All reasonable Canadians would agree that foreigners claiming refugee status at the land border should be treated fairly. That these migrants are arriving from the only country considered “safe” by Canadian law obviously influences what constitutes “fair” treatment in this case. The designation of the United States as a “safe third country” has profound consequences in determining Canada’s exact obligations. Unfortunately, this aspect of the current border situation has been misrepresented by immigration minister Ahmed Hussen and senior bureaucrats who insist the Charter of Rights and Freedoms automatically grants a hearing to refugee claimants. Canadians are understandably confused by the government’s border policy because it is being justified on the basis of an inaccurate legal claim.
Anyone who reads the Charter will see that it does not mention anything about hearings for refugee claimants. Any such right would have to be included indirectly to avoid a potential violation of the Charter’s protection of “life, liberty and security” (section 7). The Supreme Court dealt with this issue in its landmark 1985 Singh ruling and it established several principles relevant to the current situation.

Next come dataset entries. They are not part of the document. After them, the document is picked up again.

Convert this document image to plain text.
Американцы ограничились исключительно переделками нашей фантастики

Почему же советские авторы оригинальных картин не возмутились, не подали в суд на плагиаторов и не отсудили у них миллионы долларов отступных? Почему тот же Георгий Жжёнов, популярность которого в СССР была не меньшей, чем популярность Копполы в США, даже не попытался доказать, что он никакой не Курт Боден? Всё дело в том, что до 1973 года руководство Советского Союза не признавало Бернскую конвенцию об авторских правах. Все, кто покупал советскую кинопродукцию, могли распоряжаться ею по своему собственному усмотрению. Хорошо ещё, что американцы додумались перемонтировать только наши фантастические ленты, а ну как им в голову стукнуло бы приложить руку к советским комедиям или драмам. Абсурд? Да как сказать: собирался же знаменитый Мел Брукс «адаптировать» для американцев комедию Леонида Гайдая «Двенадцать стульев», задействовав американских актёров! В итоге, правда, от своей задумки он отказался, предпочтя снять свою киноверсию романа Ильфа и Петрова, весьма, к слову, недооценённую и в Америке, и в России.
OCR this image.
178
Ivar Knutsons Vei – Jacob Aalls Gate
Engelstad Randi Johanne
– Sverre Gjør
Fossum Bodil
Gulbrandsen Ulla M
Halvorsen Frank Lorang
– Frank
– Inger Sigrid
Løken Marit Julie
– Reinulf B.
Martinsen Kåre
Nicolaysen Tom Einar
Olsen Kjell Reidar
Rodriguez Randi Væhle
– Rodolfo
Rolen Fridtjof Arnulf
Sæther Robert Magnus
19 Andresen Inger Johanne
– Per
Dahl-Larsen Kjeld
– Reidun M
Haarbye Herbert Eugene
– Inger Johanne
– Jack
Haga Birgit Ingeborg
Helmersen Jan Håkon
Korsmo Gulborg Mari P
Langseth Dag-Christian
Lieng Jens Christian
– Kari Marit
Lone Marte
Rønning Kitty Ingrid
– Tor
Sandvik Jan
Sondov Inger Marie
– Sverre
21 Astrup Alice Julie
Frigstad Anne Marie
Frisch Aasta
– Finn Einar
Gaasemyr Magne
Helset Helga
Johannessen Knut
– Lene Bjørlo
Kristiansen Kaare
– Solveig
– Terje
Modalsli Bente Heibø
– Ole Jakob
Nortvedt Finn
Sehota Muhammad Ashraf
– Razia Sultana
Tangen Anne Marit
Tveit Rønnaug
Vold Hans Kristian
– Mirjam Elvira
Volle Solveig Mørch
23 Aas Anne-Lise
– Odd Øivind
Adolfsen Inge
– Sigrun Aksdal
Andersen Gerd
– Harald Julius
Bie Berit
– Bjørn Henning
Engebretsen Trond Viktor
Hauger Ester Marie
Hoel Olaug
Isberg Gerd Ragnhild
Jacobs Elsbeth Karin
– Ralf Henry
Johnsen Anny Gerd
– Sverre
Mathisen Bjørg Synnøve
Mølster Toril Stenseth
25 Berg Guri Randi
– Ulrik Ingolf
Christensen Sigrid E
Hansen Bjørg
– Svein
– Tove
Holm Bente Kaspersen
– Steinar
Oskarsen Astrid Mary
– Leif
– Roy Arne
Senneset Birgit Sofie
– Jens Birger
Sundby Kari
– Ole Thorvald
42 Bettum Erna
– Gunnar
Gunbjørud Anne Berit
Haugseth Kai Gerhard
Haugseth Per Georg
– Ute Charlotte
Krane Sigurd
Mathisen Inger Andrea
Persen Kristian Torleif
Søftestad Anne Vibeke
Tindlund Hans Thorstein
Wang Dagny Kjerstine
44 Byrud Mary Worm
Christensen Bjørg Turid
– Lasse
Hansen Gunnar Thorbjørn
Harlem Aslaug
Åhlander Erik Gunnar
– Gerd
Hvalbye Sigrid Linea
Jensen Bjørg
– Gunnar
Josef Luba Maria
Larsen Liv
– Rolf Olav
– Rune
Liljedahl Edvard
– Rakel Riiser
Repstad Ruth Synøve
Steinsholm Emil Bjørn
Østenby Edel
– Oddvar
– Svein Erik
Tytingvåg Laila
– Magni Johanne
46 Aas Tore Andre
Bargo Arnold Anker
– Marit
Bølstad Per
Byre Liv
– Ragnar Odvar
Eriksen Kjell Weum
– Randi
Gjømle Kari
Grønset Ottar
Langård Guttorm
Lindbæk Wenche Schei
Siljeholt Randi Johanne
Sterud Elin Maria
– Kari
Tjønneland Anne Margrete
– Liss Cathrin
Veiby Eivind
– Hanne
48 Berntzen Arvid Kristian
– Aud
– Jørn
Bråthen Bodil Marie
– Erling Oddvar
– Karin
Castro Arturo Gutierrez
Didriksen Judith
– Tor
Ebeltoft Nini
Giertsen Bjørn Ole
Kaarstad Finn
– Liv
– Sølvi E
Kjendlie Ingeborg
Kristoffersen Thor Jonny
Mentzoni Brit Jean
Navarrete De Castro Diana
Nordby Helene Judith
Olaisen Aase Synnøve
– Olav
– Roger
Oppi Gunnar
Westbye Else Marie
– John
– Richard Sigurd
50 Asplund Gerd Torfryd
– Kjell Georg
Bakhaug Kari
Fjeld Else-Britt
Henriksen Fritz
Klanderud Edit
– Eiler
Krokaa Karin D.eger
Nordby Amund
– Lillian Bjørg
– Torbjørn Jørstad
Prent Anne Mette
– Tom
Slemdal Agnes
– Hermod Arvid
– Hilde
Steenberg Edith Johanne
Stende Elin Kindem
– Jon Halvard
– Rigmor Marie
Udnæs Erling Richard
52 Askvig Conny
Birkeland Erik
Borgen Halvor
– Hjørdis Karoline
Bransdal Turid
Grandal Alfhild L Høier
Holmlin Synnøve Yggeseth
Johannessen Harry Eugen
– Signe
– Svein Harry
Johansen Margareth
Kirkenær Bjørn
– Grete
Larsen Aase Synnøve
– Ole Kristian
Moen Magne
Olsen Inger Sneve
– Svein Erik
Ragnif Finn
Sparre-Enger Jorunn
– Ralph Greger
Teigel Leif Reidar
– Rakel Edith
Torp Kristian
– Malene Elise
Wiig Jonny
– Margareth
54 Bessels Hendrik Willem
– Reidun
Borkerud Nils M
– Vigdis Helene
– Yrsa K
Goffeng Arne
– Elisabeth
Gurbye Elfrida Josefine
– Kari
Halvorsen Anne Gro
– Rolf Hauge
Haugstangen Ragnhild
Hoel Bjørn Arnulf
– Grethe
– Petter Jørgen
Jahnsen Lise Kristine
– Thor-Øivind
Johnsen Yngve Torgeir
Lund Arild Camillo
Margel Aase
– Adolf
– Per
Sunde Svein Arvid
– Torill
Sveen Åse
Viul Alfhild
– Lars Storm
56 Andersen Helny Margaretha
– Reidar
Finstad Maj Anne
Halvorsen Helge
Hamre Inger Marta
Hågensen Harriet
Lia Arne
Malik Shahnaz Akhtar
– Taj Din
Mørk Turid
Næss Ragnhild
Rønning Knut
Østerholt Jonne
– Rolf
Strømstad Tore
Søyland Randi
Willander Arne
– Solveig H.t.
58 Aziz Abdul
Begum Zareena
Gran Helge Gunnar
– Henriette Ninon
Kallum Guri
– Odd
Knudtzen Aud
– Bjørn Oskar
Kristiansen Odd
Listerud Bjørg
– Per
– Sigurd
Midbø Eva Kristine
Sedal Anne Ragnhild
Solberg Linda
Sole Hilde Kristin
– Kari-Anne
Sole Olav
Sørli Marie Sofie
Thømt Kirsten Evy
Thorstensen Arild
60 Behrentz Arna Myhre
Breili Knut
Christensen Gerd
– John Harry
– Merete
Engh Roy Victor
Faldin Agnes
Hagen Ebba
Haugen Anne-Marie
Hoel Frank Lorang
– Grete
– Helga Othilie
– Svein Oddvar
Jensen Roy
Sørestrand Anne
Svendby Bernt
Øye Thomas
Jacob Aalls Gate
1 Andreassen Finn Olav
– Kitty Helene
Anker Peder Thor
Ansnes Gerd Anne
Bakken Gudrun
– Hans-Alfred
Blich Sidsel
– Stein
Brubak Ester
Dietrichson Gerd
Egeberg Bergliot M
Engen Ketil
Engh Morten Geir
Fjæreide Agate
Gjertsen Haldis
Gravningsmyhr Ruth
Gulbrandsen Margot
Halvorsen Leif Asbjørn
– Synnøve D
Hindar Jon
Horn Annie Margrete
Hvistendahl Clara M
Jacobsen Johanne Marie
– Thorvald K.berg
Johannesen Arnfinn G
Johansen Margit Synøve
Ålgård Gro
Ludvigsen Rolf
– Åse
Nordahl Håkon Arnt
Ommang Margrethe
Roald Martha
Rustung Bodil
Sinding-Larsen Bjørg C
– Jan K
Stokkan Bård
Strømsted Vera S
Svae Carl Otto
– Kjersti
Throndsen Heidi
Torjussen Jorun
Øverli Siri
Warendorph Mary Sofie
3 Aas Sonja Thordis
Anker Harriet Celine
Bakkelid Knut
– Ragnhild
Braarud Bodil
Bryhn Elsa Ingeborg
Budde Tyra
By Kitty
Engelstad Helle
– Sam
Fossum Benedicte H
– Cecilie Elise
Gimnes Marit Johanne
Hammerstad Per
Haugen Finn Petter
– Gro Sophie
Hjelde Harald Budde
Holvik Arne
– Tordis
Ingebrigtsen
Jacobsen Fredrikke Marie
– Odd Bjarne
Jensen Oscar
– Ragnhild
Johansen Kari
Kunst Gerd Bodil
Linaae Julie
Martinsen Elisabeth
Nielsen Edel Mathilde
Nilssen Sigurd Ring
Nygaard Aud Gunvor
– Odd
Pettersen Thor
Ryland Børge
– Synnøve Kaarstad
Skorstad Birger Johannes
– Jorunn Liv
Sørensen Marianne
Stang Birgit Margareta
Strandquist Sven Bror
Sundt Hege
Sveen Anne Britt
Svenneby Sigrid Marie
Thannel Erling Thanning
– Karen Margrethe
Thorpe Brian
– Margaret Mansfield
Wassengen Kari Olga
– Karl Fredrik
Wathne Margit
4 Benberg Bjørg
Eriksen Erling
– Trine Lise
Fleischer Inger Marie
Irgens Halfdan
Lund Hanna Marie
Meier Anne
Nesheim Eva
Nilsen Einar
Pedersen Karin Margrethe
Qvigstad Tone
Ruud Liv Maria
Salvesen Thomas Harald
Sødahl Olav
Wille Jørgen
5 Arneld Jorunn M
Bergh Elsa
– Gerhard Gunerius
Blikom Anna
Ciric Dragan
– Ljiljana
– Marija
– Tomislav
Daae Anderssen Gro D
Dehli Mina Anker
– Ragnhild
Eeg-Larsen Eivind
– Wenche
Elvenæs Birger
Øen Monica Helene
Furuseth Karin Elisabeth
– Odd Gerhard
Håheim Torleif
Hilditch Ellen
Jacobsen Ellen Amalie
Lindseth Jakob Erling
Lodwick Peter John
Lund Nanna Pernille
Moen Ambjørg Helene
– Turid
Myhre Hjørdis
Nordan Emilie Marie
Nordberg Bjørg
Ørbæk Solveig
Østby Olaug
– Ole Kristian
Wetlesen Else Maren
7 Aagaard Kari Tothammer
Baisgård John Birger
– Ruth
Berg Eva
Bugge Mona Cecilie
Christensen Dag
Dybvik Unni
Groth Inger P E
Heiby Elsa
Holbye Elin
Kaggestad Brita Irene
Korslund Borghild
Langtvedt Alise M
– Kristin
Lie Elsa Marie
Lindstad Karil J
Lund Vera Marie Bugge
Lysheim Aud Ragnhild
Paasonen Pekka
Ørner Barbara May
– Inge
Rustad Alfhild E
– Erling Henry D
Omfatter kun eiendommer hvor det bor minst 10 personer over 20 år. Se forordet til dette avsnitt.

While refugee claimants are covered by the Charter as soon as they arrive at the Canadian border, the court explained that “procedural fairness may demand different things in different contexts.” Contrary to what has been assumed generally by the legal community, the country’s highest court did not stipulate that all refugee claimants have a right to a hearing once they are on Canadian soil. At Quebec’s Lacolle Port of Entry, for example, “due process” currently means immediate return to the U.S. in accordance with the Safe Third Country Agreement.